Virtuelle Kreditkarte

Virtuelle Kreditkarten gehören zu den Prepaid-Karten. Bei diesen Karten ist kein Kredit möglich. Dafür muss beim Beantragen der virtuellen Kreditkarte aber auch keine Schufa-Prüfung in Kauf genommen werden. Bei einer Online-Kreditkarte bekommen Kunde keine Plastikkarte in die Hand. Vielmehr kann die virtuelle Kreditkarte bei Online Shopping eingesetzt werden.

Vorteile einer Online Kreditkarte

Eine Online Kreditkarte bietet im Vergleich zu einer Plastikkarte bei Online-Käufen einige Vorteile. Es werden bei Bestellungen lediglich einige Nummern benötigt. Für das Shoppen im Internet reicht die Karte völlig aus. Es handelt sich hierbei um Prepaid-Kreditkarten, die nur auf einer Guthabenbasis genutzt werden können. Jeder Nutzer muss die Karte nach Erhalt erst einmal aufladen. Danach kann damit ganz normal online bezahlt werden. Anders als klassische Kreditkarten ist hierfür keine Schufa-Prüfung notwendig.

Wie sieht es mit den Kosten bei einer Prepaid-Karte aus?

Je nach Anbieter können die Kosten für eine virtuelle Kreditkarte sehr unterschiedlich ausfallen. In der Regel entfällt die Jahresgebühr. Einige Anbieter berechnen für das Aufladen des Guthabens eine Gebühr. Aber auch Kunden, die ihre virtuelle Kreditkarte über einen längeren Zeitraum nicht genutzt haben, müssen mit einigen Abzügen rechnen. Wer im Ausland mit einer derartigen Kreditkarte zahlt, kann davon ausgehen, dass es zu Extrakosten kommt. Bei einigen Karten ist die Höhe des Guthabens sowie der Jahresumsatz eingeschränkt. Kunden werden von einigen Anbietern sogar verschieden eingestuft. Wer trotz Prepaid-Karte seine Identität nachweist, darf auch größere Summen auf die virtuelle Kreditkarte laden und natürlich ausgeben.

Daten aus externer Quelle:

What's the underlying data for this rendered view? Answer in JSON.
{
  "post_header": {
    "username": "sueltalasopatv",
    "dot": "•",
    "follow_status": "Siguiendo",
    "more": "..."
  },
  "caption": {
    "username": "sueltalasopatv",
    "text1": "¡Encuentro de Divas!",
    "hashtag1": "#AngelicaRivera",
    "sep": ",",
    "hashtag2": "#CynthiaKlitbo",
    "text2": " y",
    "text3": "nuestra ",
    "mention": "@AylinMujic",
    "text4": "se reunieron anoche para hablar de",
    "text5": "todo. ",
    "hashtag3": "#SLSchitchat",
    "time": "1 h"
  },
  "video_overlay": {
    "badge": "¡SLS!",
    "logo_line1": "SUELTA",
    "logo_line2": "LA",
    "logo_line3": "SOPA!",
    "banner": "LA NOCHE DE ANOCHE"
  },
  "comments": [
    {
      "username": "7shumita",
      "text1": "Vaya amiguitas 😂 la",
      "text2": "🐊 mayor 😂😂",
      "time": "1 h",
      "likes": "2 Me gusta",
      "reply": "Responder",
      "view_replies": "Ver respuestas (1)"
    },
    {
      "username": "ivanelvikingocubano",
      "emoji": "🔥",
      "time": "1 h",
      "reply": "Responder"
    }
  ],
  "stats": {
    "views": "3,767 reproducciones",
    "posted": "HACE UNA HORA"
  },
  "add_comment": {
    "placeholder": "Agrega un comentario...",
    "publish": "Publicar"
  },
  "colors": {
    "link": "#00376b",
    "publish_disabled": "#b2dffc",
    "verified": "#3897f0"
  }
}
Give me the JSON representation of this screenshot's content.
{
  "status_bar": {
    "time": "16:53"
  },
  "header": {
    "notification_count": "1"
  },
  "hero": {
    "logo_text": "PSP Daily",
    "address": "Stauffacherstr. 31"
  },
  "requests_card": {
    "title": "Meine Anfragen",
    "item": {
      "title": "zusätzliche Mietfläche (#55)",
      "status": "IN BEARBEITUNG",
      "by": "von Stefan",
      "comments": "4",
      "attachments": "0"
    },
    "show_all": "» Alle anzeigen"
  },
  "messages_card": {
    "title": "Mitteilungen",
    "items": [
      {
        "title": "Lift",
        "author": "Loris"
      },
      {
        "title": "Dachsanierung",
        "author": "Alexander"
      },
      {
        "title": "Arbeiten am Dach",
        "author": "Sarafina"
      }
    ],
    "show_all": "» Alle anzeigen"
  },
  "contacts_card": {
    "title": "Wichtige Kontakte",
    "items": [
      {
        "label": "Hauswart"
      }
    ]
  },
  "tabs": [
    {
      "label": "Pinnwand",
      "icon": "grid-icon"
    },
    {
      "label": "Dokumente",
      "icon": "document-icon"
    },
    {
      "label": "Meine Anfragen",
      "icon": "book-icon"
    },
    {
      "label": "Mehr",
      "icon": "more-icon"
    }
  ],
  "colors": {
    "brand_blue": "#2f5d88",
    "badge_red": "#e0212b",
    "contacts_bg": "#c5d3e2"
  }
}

Viele Buchungen sind nicht möglich

Die Nutzer einer Prepaid-Kreditkarte haben im Internet viele Möglichkeiten, Bestellungen durchzuführen. Es gibt aber auch einige Ausnahmen, bei denen die Karte nicht akzeptiert wird. Hierbei handelt es sich zum Beispiel bei Buchungen von Mietwagen oder Hotels. Bei diesen Beispielen muss eine Kreditkarte vor Ort vorgezeigt werden. Das ist bei einer virtuellen Kreditkarte nicht möglich.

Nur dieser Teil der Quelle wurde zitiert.